Demand for investment silver is projected to come in at 236.8 million ounces in 2020. That would mark a 5-year high.
Silver coin and silver bar sales in the US have driven the big gains in investment demand. Retails sales are projected to rise by 62% on the year. This will more than offset the drop in silver investment demand in India – the world’s second-largest silver market.
The rising price of silver has helped drive investment demand. As of Nov. 13, the white metal was up 38% on the year.
Global holdings of silver in silver-backed ETFs have also surged this year, pushing past 1 billion ounces for the first time ever. Year-to-date gains through Nov. 13 reached 326 million ounces.
As you might expect, non-investment silver demand has dropped due to the economic contraction sparked by government response to the COVID-19 pandemic. March and April saw precipitous drops in demand, but the market has shown signs of recovery since. But industrial fabrication is forecast to drop by 9% this year to 466.5 million ounces, a five-year low.
This reflects the impact of lockdown restrictions, with supply chains heavily disrupted, end-users adopting an increasingly cautious approach to inventory replenishment and factories facing labor supply problems.”
Global demand for silverware and silver jewelry is also expected to see healthy drops in 2020.

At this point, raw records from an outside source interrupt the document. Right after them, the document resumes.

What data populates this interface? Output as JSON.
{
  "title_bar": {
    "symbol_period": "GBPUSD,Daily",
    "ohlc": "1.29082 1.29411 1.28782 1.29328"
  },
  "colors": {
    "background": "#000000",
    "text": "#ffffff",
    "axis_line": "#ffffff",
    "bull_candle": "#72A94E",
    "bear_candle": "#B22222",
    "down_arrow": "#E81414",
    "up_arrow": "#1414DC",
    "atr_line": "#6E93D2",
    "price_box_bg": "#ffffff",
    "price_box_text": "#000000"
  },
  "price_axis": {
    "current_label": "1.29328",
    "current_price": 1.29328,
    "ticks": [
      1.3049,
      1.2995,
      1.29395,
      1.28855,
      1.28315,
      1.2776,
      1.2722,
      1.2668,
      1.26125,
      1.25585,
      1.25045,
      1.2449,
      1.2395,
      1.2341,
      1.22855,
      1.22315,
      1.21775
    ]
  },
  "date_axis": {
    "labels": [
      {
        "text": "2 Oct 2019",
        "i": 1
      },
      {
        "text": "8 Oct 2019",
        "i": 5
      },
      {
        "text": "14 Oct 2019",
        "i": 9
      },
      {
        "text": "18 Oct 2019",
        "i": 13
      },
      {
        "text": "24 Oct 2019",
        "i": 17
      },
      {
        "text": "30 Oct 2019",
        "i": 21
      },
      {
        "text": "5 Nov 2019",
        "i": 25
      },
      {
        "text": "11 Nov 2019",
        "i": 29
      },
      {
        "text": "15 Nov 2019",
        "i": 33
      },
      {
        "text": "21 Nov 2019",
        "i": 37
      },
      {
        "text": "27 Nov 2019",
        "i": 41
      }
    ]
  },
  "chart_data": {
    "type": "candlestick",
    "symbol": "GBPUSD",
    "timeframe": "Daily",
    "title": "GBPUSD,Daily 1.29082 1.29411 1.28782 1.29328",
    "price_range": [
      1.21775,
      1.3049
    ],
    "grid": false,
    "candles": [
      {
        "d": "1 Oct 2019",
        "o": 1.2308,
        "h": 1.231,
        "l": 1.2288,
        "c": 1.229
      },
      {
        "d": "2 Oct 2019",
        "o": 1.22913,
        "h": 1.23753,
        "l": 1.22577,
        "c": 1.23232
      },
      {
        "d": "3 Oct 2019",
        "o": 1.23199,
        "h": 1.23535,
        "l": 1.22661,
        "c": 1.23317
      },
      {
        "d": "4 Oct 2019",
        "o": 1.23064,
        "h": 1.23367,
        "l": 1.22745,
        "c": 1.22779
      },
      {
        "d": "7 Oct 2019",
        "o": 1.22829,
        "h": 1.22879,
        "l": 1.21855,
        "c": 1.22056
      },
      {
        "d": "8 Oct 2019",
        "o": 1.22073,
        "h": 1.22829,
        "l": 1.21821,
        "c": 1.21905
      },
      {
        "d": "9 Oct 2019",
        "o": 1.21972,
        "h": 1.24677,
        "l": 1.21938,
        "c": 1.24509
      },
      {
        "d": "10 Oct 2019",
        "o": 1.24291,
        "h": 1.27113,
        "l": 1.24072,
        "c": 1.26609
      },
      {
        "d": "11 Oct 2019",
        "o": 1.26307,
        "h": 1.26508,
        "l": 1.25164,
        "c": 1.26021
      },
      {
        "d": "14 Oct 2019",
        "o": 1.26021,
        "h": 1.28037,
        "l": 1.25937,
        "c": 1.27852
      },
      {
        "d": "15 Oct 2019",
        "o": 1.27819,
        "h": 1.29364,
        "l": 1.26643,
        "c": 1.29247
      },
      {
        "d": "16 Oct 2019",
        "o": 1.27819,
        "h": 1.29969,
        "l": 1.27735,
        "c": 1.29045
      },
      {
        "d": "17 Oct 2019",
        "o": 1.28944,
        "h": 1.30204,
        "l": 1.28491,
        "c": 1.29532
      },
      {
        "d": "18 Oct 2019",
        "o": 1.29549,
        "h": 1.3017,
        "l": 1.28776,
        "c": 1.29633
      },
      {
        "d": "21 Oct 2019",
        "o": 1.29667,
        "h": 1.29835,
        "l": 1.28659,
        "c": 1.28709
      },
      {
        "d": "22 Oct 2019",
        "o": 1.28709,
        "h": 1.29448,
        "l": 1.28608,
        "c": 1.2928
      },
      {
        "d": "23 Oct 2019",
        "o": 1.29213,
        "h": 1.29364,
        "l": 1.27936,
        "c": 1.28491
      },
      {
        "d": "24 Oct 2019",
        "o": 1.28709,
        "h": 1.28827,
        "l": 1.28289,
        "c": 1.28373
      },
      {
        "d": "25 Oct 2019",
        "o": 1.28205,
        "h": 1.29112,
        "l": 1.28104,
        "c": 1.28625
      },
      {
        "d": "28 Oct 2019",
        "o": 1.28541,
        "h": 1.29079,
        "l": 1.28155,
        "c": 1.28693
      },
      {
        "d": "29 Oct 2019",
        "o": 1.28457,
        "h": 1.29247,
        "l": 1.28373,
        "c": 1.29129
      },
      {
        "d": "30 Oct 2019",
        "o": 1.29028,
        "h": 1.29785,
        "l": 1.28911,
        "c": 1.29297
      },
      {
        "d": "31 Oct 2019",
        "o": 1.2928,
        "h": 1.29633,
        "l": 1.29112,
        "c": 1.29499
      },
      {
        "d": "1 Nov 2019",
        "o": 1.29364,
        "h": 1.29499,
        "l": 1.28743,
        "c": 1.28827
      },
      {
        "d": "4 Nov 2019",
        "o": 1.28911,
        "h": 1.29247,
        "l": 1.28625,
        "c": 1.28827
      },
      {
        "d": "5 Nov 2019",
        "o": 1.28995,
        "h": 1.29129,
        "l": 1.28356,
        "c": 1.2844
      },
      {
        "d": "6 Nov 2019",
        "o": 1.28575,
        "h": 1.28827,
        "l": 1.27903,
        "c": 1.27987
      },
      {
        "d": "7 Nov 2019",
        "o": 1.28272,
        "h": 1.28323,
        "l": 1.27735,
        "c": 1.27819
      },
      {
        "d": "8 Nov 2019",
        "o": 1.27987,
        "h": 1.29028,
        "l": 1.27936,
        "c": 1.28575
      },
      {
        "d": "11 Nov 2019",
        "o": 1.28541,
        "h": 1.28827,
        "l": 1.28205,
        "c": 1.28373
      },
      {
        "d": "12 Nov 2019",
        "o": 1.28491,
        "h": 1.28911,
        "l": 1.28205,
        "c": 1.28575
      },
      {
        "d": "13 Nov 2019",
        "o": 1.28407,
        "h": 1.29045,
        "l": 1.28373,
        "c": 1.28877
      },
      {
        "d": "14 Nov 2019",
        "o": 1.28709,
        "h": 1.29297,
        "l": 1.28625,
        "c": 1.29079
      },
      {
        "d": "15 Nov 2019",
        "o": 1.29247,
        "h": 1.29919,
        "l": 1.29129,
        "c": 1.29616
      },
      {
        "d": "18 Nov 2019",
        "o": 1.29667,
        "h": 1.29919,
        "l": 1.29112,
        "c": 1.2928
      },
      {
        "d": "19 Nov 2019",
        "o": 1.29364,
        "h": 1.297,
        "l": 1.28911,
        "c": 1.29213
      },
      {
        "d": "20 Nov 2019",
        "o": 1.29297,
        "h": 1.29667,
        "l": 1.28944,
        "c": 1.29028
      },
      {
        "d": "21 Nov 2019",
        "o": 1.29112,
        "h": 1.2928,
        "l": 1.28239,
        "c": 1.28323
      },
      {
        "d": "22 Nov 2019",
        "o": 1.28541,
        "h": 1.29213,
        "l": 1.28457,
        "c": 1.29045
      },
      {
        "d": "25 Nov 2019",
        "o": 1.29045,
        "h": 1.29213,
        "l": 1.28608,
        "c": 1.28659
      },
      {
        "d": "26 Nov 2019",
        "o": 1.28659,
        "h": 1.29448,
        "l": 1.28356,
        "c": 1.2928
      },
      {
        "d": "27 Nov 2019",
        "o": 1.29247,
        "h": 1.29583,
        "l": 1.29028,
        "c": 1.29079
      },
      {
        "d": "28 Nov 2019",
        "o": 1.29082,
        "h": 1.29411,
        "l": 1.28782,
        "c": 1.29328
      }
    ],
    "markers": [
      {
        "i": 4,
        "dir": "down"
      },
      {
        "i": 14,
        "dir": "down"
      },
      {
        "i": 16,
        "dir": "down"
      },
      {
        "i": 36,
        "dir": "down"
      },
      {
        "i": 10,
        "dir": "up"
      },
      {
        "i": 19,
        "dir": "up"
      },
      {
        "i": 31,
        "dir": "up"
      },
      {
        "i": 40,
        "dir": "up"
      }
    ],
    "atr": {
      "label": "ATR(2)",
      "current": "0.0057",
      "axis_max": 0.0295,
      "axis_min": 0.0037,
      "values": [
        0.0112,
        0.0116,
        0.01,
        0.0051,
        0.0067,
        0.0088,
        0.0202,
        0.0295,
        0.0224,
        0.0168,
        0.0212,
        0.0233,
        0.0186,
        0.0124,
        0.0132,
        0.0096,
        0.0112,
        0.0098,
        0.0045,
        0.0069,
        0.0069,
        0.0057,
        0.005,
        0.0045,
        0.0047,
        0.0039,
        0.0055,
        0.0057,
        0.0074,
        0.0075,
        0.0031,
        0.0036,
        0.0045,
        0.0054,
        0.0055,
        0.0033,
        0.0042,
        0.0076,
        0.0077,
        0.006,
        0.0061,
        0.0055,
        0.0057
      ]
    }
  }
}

Heavy losses in India underpin the weakness in each segment. This in turn reflects the impact of widespread lockdowns (to combat the pandemic) which hit disposable incomes, elevated — and at times record — rupee silver prices, and a weak Indian economy. The world’s second-largest jewelry consumer, the US, also weakened, although the extent of the decline was more modest than for gold and heavy destocking implies a sharp turnaround soon for this market’s suppliers.”
On the supply side, mine output is expected to drop significantly in 2020. Production is projected to fall by 6.3% to about 780.1 million ounces. The big drop in silver output is largely a function of mine shutdowns due to the pandemic, but mine output was already trending down before coronavirus. Global mine production fell by 1.3% in 2019.
The silver-gold ratio indicates that silver remains historically undervalued compared to gold.
The silver-gold ratio is the number of ounces of silver it takes to buy one ounce of gold. It has been historically high for months. It climbed to well over 100-1 back in March. We saw the ratio shrink as silver followed its historical trajectory and outperformed gold as the yellow metal climbed above $2,000 an ounce. , dropping below 70:1 in March. Now the silver-gold ratio has opened up again to nearly 77-1. The modern average over the last century has been between 40 and 60-1.
Looking at the big picture, the biggest driver for precious metals continues to be Federal Reserve monetary policy. In order to turn bearish on gold and silver, you have to believe the Federal Reserve is actually going to tighten monetary policy and the dollar is going to remain strong. But given the massive dose of monetary heroin the central bank has injected into the economy, the Fed really has no way out. There is no exit strategy from this extreme monetary policy. That bodes well for both silver and gold in the long-term.